Medical health professionals are seriously worried about the growing number of reported cases of antimicrobial resistance (AMR). This comes after decades of misuse and the pharmaceutical industry’s lack of urgency or ability to find and manufacture new antibiotics.
Now, research presented at the recent European Congress of Clinical Microbiology and Infectious Diseases in Amsterdam may have found the first link between antimicrobial resistance and another potentially devastating issue: climate change.
The study was conducted at the Institute of Infection Control and Infectious Diseases at the University Medical Center Göttingen and Hannover Medical School in Germany.
The possibility that AMR and climate change might be linked first gained attention when it was noticed that AMR increased with rising temperatures in the US. This latest research, however, investigated whether this also held up in Europe, with a diverse range in healthcare systems.
This involved an observational study among 30 countries with data on the prevalence of carbapenem-resistant Pseudomonas aeruginosa (CRPA), Klebsiella pneumoniae (CRKP), multiresistant Escherichia coli (MREC) and Methicillin-resistant Staphylococcus aureus (MRSA) over a period of six years.

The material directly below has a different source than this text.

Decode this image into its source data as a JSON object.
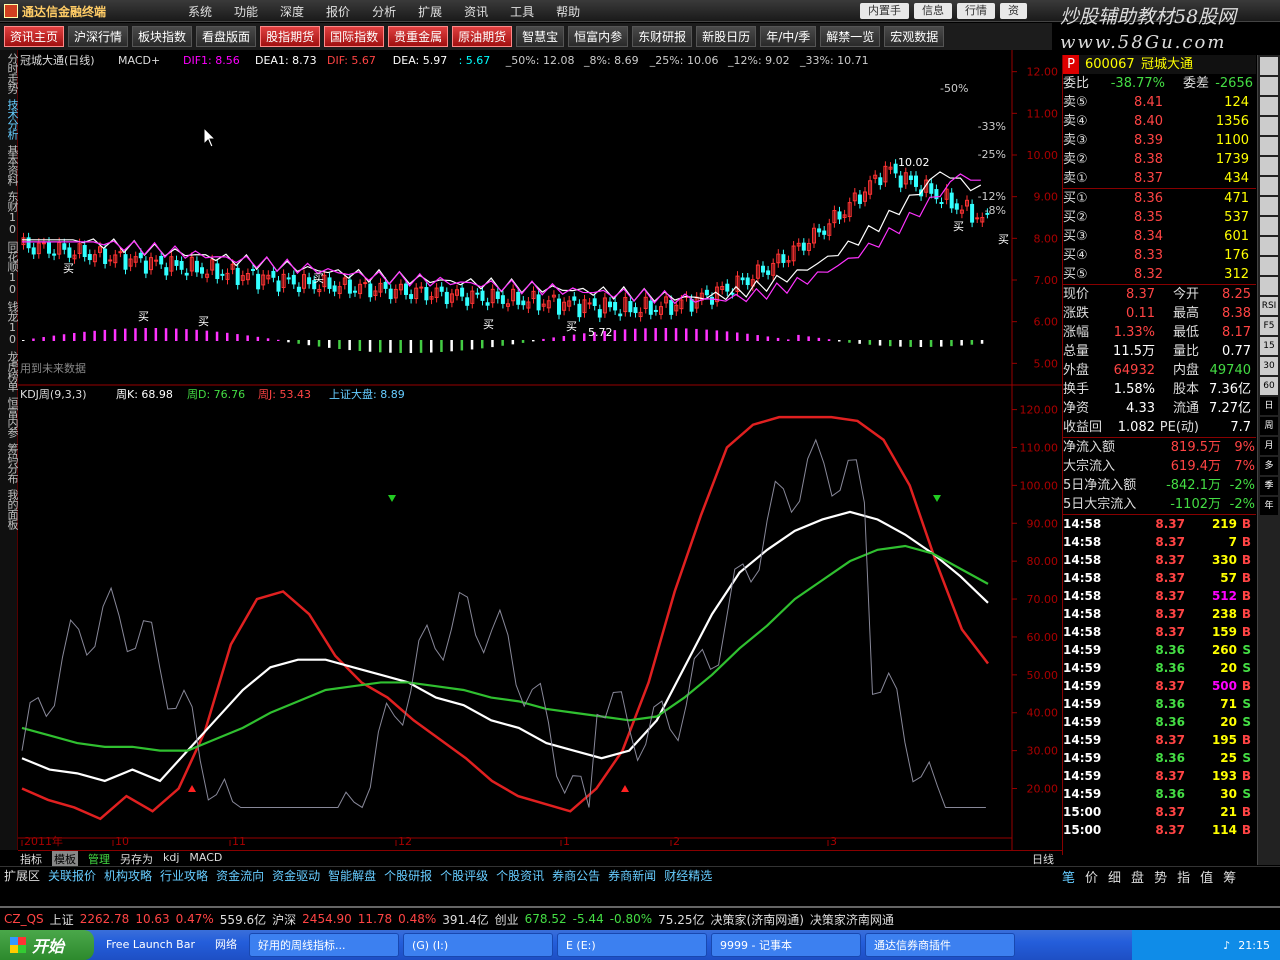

Lead author of the study, Prof Simone Scheithauer, and the rest of her team then ran statistical analysis and computer modelling to see if there were any links between AMR and seasonal temperature, including potential socioeconomic and health system-related confounders.
‘AMR is a serious threat to communities worldwide’
The team found strong associations of CRKP, MREC and MRSA with the warm season mean temperature, which had a higher contribution to MRSA variance than outpatient antimicrobial drug use. Additionally, a rise in CRPA was significantly associated with the warm season change in temperature.
“Our study identified a novel association between AMR and climatic factors in Europe,” the authors wrote in the study, yet to be peer-reviewed. “These results reveal two aspects: climatic factors significantly contribute to the prediction of AMR in different types of healthcare systems and societies, while climate change might increase AMR transmission, in particular carbapenem resistance.”
Speaking to Newsweek, Scheithauer stressed that these were early results, but they raise serious concerns about the existence of a link between AMR and climate change.
“At this stage we cannot make any recommendations for the future. We need further research to know more about this potential association. We need to monitor future developments and collect additional data,” she said.
“The increase of AMR is a serious threat to communities worldwide, and this is known to everyone.”